If blockchain technology is to gain any widespread applicability, progressive user interfaces need to derive from the depths of a chaotic batch of software that is the current dapp scene.

Recent examples of steps in the right direction include Etherscan and MyEtherWallet – two of the most popular blockchain user interfaces. Both of these tools have made large improvements to their design, following advancements in all of the aforementioned design issues.

The squiggle of the design process

A natural part of a design process alternates between a series of divergent and convergent styles of thinking, before getting to the relatively, but dependently stable phase of evolution.

Standard design process flow.

Where it seems most blockchain-based projects are failing is through the entirety of the first three steps, jumping straight to designing something they themselves don’t fully understand. This is a common rookie mistake inexperienced designers make, indicative either of lack of funds or lack of a design team as a whole.

Design worth

Here comes the question about design’s importance relative to overall functionality. While some areas of design come with improvements in functionality, others don’t do as well. Why waste money on design when the application works as intended?

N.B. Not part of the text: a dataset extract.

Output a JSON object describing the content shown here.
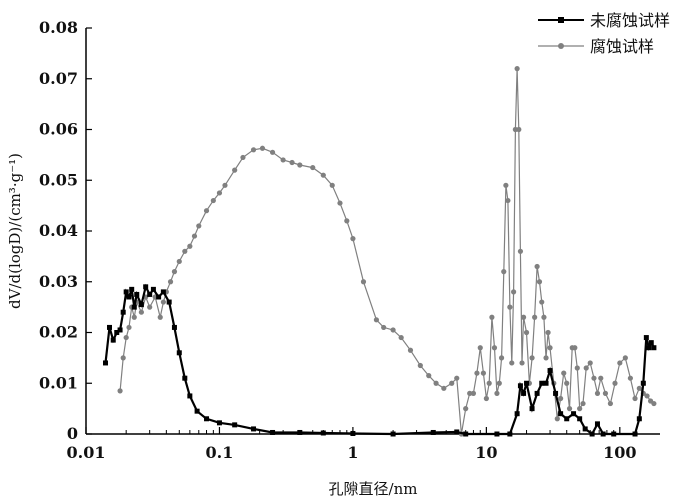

Numerous reports have already shown that design-driven businesses tend to operate better in all aspects. In a popular instance, the Value of Design Factfinder report found that, the Design Index, an index of 61 design-led businesses, outperformed the Financial Times Stock Exchange (FTSE) 100 by more than 200% in the period from 1995 – 2004.

Design index by Design Council
Design Index performance compared to the FTSE – by UK Design Council.

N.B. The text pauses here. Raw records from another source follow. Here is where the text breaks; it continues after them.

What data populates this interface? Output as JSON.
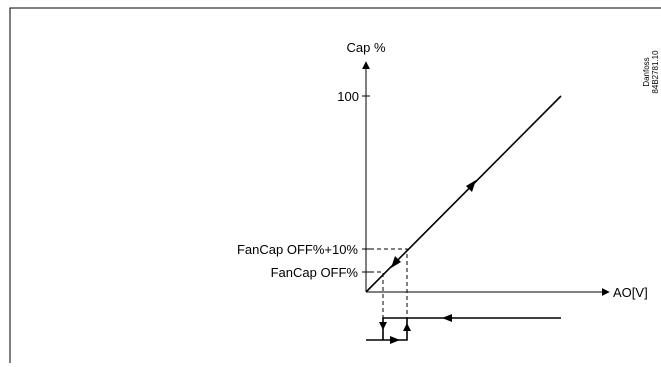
{
  "y_axis_label": "Cap %",
  "x_axis_label": "AO[V]",
  "tick_100": "100",
  "level_upper_label": "FanCap OFF%+10%",
  "level_lower_label": "FanCap OFF%",
  "doc_code_line1": "Danfoss",
  "doc_code_line2": "84B2781.10"
}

The report also noted on the consistency of the performance:

Not only has the Design Index outperformed the FTSE 100, but that out-performance has been constant. The Index rose more in good times, and fell less in bad times. The difference hasn’t been fleeting or fluctuating, but solid over a decade.

Yet amazingly enough, blockchain-based startups rarely place any significant emphasis on design, while the industry desperately needs it. Intuitive and functional user interfaces can pave the way towards an understood and well-adapted blockchain tech.

The applications for blockchain seem endless and should not be dominated by cryptocurrency. Allowing more and more non-technical people to leverage the power of blockchain is certainly going to help grow the industry. The potential is huge and the problems are self-evident.